Children born to unmarried mothers usually lose contact with their father by the age of 5, researchers have found. Without a strong role model, boys “are more likely to turn to gangs and crime.”  Single mothers ”

read less to their children, are more likely to use harsh discipline and are less likely to maintain stable routines, such as a regular bedtime.” It adds up.

What if there is nothing the government can do for low-income children to improve their educational performance?” asks David Hogberg. Parents reading to toddlers shows a lasting educational benefit, he writes. “A study in Child Development found that only about half of low-income mothers were reading regularly to their children.”  Is it hopeless?

In Reroute the Preschool Juggernaut, Fordham’s Checker Finn argues against tax-funded preschool for all children and expores which children need it, who should provide it and “what’s the right balance between socialization and systematic instruction.”

Obama’s universal pre-k isn’t universal

President Obama’s pledged “to make high-quality preschool available to every child in America” in the State of the Union speech. His “early learning” plan doesn’t do that, which is a good thing. Obama is focusing on disadvantaged children who may not be learning enough at home to be ready for school.

In short, universal pre-k isn’t universal, writes Garance Franke-Ruta in The Atlantic. Sharing costs with the states, the president would try to improve preschool quality and expand access for four-year-olds from families at or below 200 percent of the poverty line. (That tops out at $46,100 for a family of four.) He’d also expand Early Head Start for low-income children from birth through age 3.

Forty-two percent of four-year-olds are enrolled in taxpayer-funded, center-based preschool.

Obama also proposes expanding home visits to high-risk families — young, single mothers — by nurses and social workers. Visits by public health nurses appear to lower the risk of child abuse and neglect — and increase the use of birth control.

Early education helps disadvantaged children — for awhile, writes Emily Richmond, noting the president’s call for states to add full-day kindergarten. She researched that issue in 2007.

The greatest benefits to full-day kindergarten seemed to be for minority children and those growing up in poverty, who were more likely to otherwise arrive unprepared for first grade. But the gains trickled off unless those full-day kindergarten students continued to receive the tailored instructional programs and services they needed as they advanced into the higher grades.

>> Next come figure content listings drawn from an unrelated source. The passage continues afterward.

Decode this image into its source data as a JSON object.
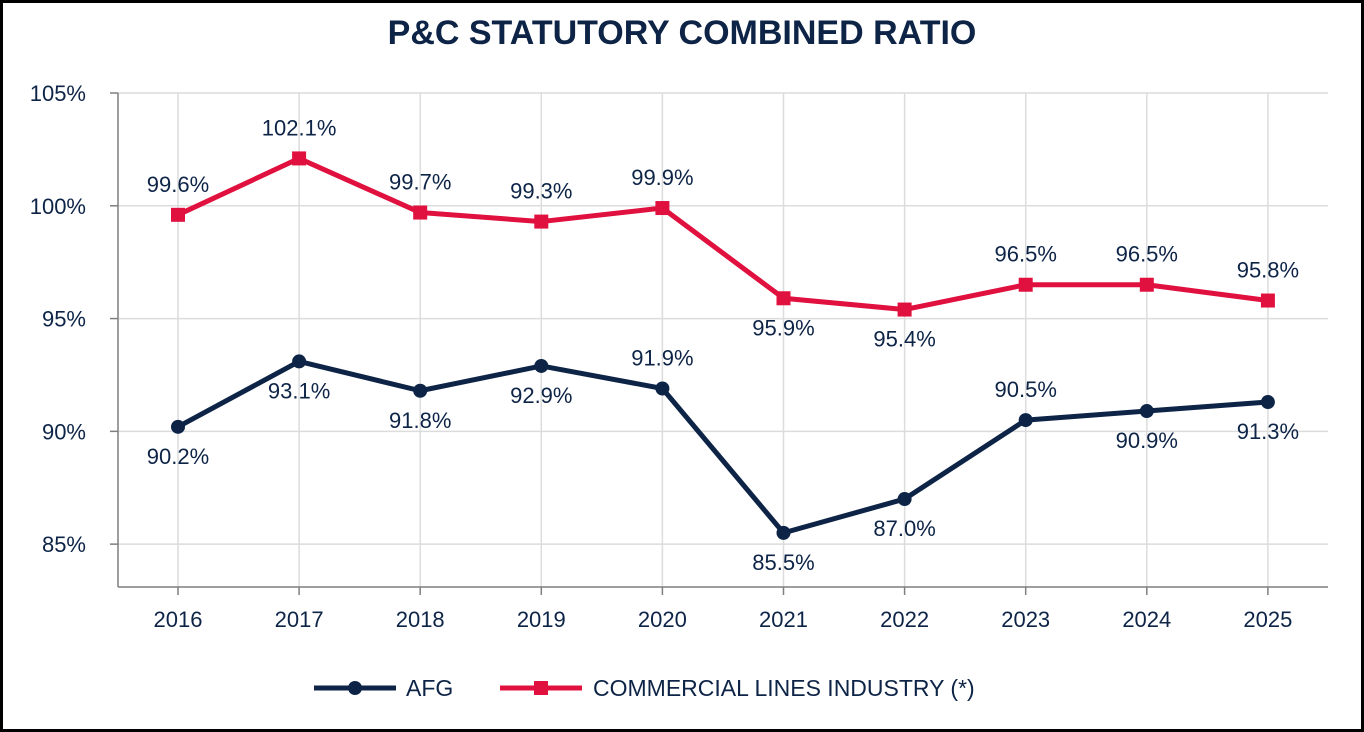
{
  "chart_data": {
    "type": "line",
    "title": "P&C STATUTORY COMBINED RATIO",
    "categories": [
      "2016",
      "2017",
      "2018",
      "2019",
      "2020",
      "2021",
      "2022",
      "2023",
      "2024",
      "2025"
    ],
    "y_ticks": [
      "85%",
      "90%",
      "95%",
      "100%",
      "105%"
    ],
    "y_tick_values": [
      85,
      90,
      95,
      100,
      105
    ],
    "ylim": [
      83.1,
      105
    ],
    "grid": true,
    "legend_position": "bottom",
    "series": [
      {
        "name": "AFG",
        "color": "#0d2447",
        "marker": "circle",
        "values": [
          90.2,
          93.1,
          91.8,
          92.9,
          91.9,
          85.5,
          87.0,
          90.5,
          90.9,
          91.3
        ],
        "labels": [
          "90.2%",
          "93.1%",
          "91.8%",
          "92.9%",
          "91.9%",
          "85.5%",
          "87.0%",
          "90.5%",
          "90.9%",
          "91.3%"
        ],
        "label_positions": [
          "below",
          "below",
          "below",
          "below",
          "above",
          "below",
          "below",
          "above",
          "below",
          "below"
        ]
      },
      {
        "name": "COMMERCIAL LINES INDUSTRY (*)",
        "color": "#e0103f",
        "marker": "square",
        "values": [
          99.6,
          102.1,
          99.7,
          99.3,
          99.9,
          95.9,
          95.4,
          96.5,
          96.5,
          95.8
        ],
        "labels": [
          "99.6%",
          "102.1%",
          "99.7%",
          "99.3%",
          "99.9%",
          "95.9%",
          "95.4%",
          "96.5%",
          "96.5%",
          "95.8%"
        ],
        "label_positions": [
          "above",
          "above",
          "above",
          "above",
          "above",
          "below",
          "below",
          "above",
          "above",
          "above"
        ]
      }
    ]
  },
  "colors": {
    "axis": "#7f7f7f",
    "grid": "#dcdcdc",
    "text": "#0d2447"
  }
}
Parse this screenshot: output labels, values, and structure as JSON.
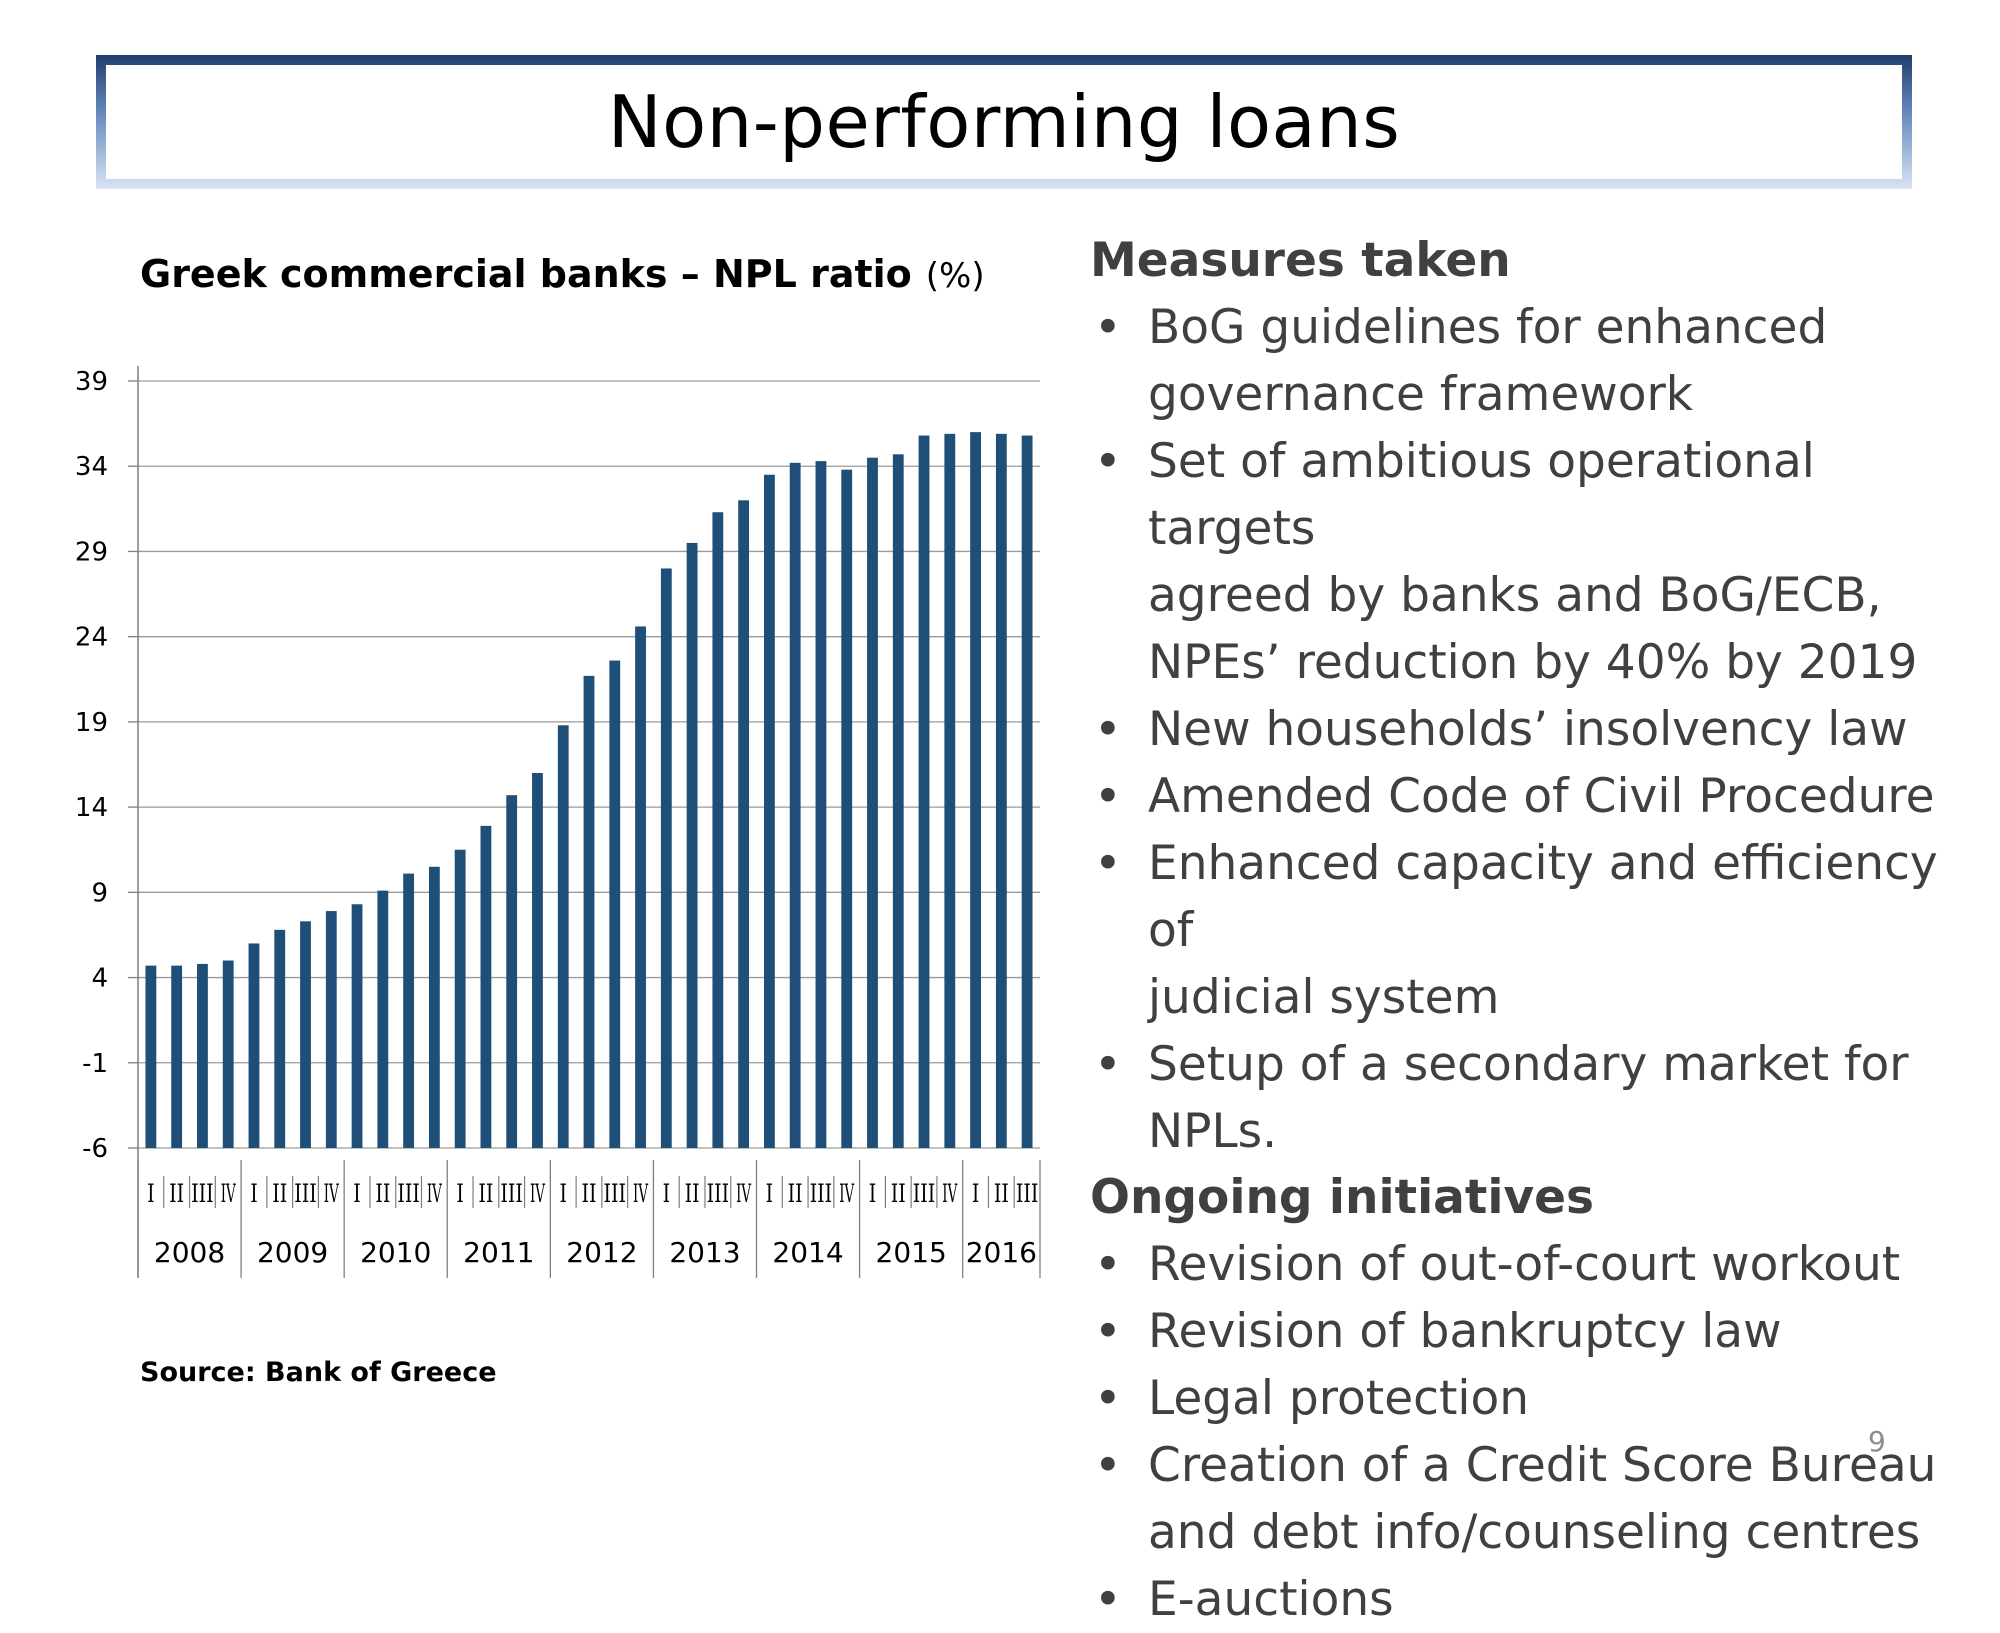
{
  "slide": {
    "title": "Non-performing loans",
    "page_number": "9"
  },
  "chart_data": {
    "type": "bar",
    "title": "Greek commercial banks – NPL ratio",
    "unit": "(%)",
    "source": "Source: Bank of Greece",
    "ylim": [
      -6,
      39
    ],
    "yticks": [
      39,
      34,
      29,
      24,
      19,
      14,
      9,
      4,
      -1,
      -6
    ],
    "grid": true,
    "color": "#1f4e79",
    "quarter_labels": [
      "I",
      "II",
      "III",
      "IV",
      "I",
      "II",
      "III",
      "IV",
      "I",
      "II",
      "III",
      "IV",
      "I",
      "II",
      "III",
      "IV",
      "I",
      "II",
      "III",
      "IV",
      "I",
      "II",
      "III",
      "IV",
      "I",
      "II",
      "III",
      "IV",
      "I",
      "II",
      "III",
      "IV",
      "I",
      "II",
      "III"
    ],
    "years": [
      {
        "label": "2008",
        "quarters": 4
      },
      {
        "label": "2009",
        "quarters": 4
      },
      {
        "label": "2010",
        "quarters": 4
      },
      {
        "label": "2011",
        "quarters": 4
      },
      {
        "label": "2012",
        "quarters": 4
      },
      {
        "label": "2013",
        "quarters": 4
      },
      {
        "label": "2014",
        "quarters": 4
      },
      {
        "label": "2015",
        "quarters": 4
      },
      {
        "label": "2016",
        "quarters": 3
      }
    ],
    "values": [
      4.7,
      4.7,
      4.8,
      5.0,
      6.0,
      6.8,
      7.3,
      7.9,
      8.3,
      9.1,
      10.1,
      10.5,
      11.5,
      12.9,
      14.7,
      16.0,
      18.8,
      21.7,
      22.6,
      24.6,
      28.0,
      29.5,
      31.3,
      32.0,
      33.5,
      34.2,
      34.3,
      33.8,
      34.5,
      34.7,
      35.8,
      35.9,
      36.0,
      35.9,
      35.8
    ]
  },
  "measures": {
    "heading": "Measures taken",
    "items": [
      [
        "BoG guidelines for enhanced",
        "governance framework"
      ],
      [
        "Set of ambitious operational targets",
        "agreed by banks and BoG/ECB,",
        "NPEs’ reduction by 40% by 2019"
      ],
      [
        "New households’ insolvency law"
      ],
      [
        "Amended Code of Civil Procedure"
      ],
      [
        "Enhanced capacity and efficiency of",
        "judicial system"
      ],
      [
        "Setup of a secondary market for",
        "NPLs."
      ]
    ]
  },
  "initiatives": {
    "heading": "Ongoing initiatives",
    "items": [
      [
        "Revision of out-of-court workout"
      ],
      [
        "Revision of bankruptcy law"
      ],
      [
        "Legal protection"
      ],
      [
        "Creation of a Credit Score Bureau",
        "and debt info/counseling centres"
      ],
      [
        "E-auctions"
      ]
    ]
  }
}
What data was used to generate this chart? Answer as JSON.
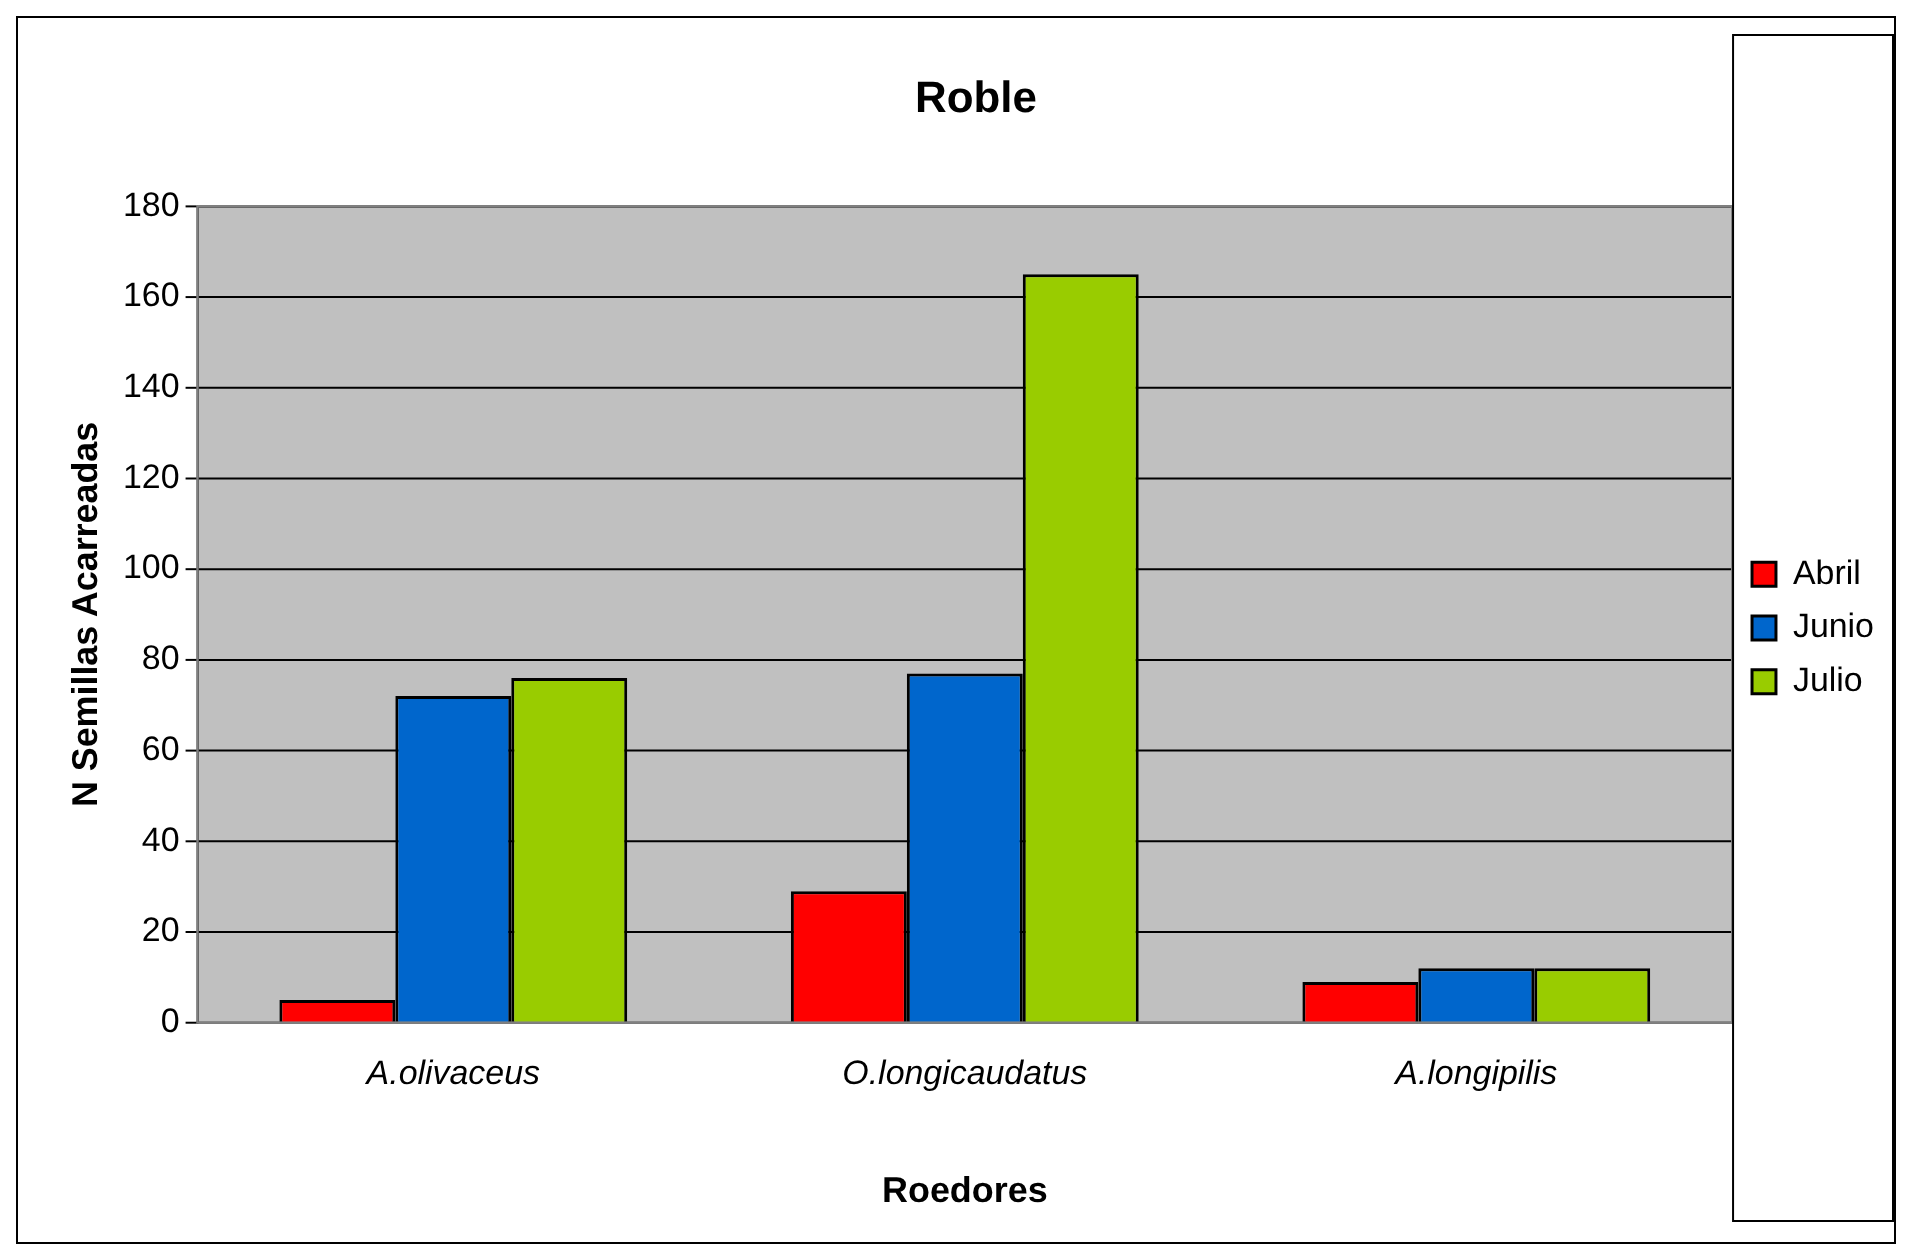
{
  "chart_data": {
    "type": "bar",
    "title": "Roble",
    "xlabel": "Roedores",
    "ylabel": "N Semillas Acarreadas",
    "categories": [
      "A.olivaceus",
      "O.longicaudatus",
      "A.longipilis"
    ],
    "series": [
      {
        "name": "Abril",
        "color": "#ff0000",
        "values": [
          5,
          29,
          9
        ]
      },
      {
        "name": "Junio",
        "color": "#0066cc",
        "values": [
          72,
          77,
          12
        ]
      },
      {
        "name": "Julio",
        "color": "#99cc00",
        "values": [
          76,
          165,
          12
        ]
      }
    ],
    "ylim": [
      0,
      180
    ],
    "yticks": [
      0,
      20,
      40,
      60,
      80,
      100,
      120,
      140,
      160,
      180
    ],
    "grid": "y",
    "legend": "right"
  }
}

Here’s how I summed the data at the time: “Full-day kindergarten may be a springboard to academic success, but it’s apparently of little use if students are diving into an empty pool.”

Except for a few boutique programs, preschool gains don’t last.  By third grade, Head Start graduates do no better  in school or in social and emotional skills than similar kids who weren’t in the program, according to a federal study that was not released for four years.

Brookings’ Russ Whitehurst asks if we can be “hard-headed” about funding preschool.

Head Start spends about twice as much per child per year as states ($8K per child per year for Head Start vs. $4K for state pre-K). And Head Start includes many program components that are advocated by early childhood experts such as health, nutrition, and parental involvement that are much less prevalent in state pre-K. If a year of Head Start does not improve achievement in elementary school, should we assume that a year of state pre-K does?

Universal pre-k in Georgia produced very slight gains (for the neediest children) at high cost, Whitehurst writes. A Texas pre-k program produced slightly better gains for low-income children.